Updated: Mar 5, 2023

This article is brought to you by theCannabis Commerce + Chemistry Podcast.

 

Welcome to Cannabis Conclusions, a unique educational series from Higher Learning LV that is targeted at hemp and cannabis industry professionals. This series provides readers with the conclusion section from important modern peer-reviewed research studies.

A 1997 book chapter entitled "Terpenes and Their Biological Relevance" that was published in the book Studies in Natural Products Chemistry explored the evolutionary function of the aromatic molecules produced by hemp, cannabis, and more than 20,000 botanical species called terpenes.


Chapter Summary

"This chapter focuses on terpenes that are a large group of natural products, occurring mainly in higher evolved plants as secondary metabolites. The occurrence in higher evoluted plants only may be understood as a consequence of phylogenesis. The new physiology with the new acetate-mevalonate pathway gave the opportunity to the plants to produce a tremendous amount of substances acting as protecting agents.

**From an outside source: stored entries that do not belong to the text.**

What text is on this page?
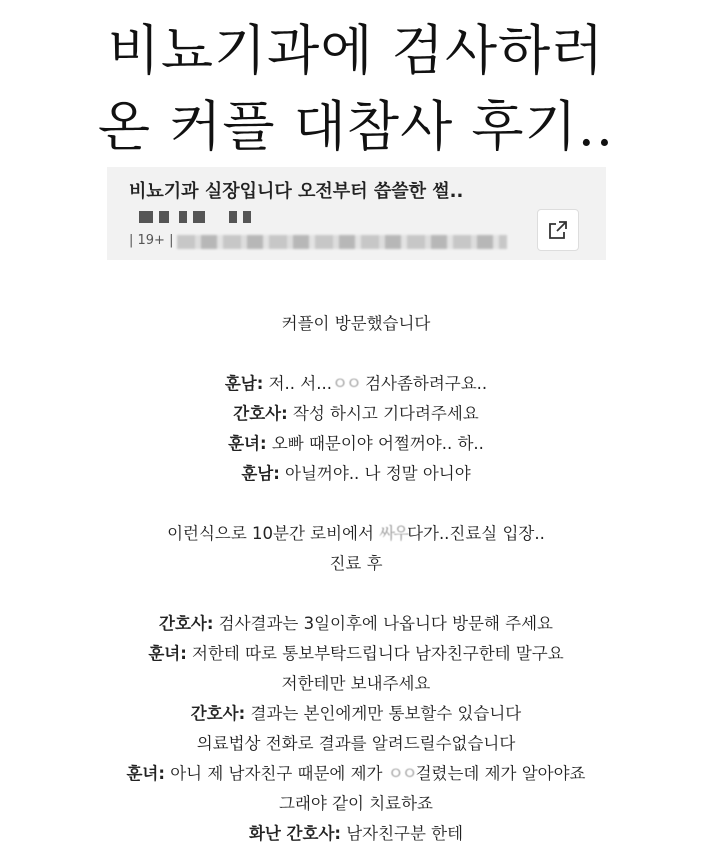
비뇨기과에 검사하러
온 커플 대참사 후기..
비뇨기과 실장입니다 오전부터 씁쓸한 썰..
| 19+ |
커플이 방문했습니다
훈남: 저.. 서...ㅇㅇ 검사좀하려구요..
간호사: 작성 하시고 기다려주세요
훈녀: 오빠 때문이야 어쩔꺼야.. 하..
훈남: 아닐꺼야.. 나 정말 아니야
이런식으로 10분간 로비에서 싸우다가..진료실 입장..
진료 후
간호사: 검사결과는 3일이후에 나옵니다 방문해 주세요
훈녀: 저한테 따로 통보부탁드립니다 남자친구한테 말구요
저한테만 보내주세요
간호사: 결과는 본인에게만 통보할수 있습니다
의료법상 전화로 결과를 알려드릴수없습니다
훈녀: 아니 제 남자친구 때문에 제가 ㅇㅇ걸렸는데 제가 알아야죠
그래야 같이 치료하죠
화난 간호사: 남자친구분 한테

"Among all the activities of terpenes from plants, their toxicity is most important for several reasons. One aspect is their role in ecology as the protection of the plants and the other is the economic aspect and also the health aspect because terpenes are involved in quite a number of envenomations.


"Terpenes have been developed during the evolution as protection, thus, establishing equilibrium between herbivors and plants."

"Terpenes are also used as signal substances, especially with ants but also with other insects. These compounds have been developed during the evolution as protection, thus, establishing equilibrium between herbivors and plants. Such protection has been especially important in the early times of angiosperms.


"So it is worth looking for their biological relevance because this may explain why many herbivors became extinct some 60 million years ago, while carnivors did not show this break in evolution."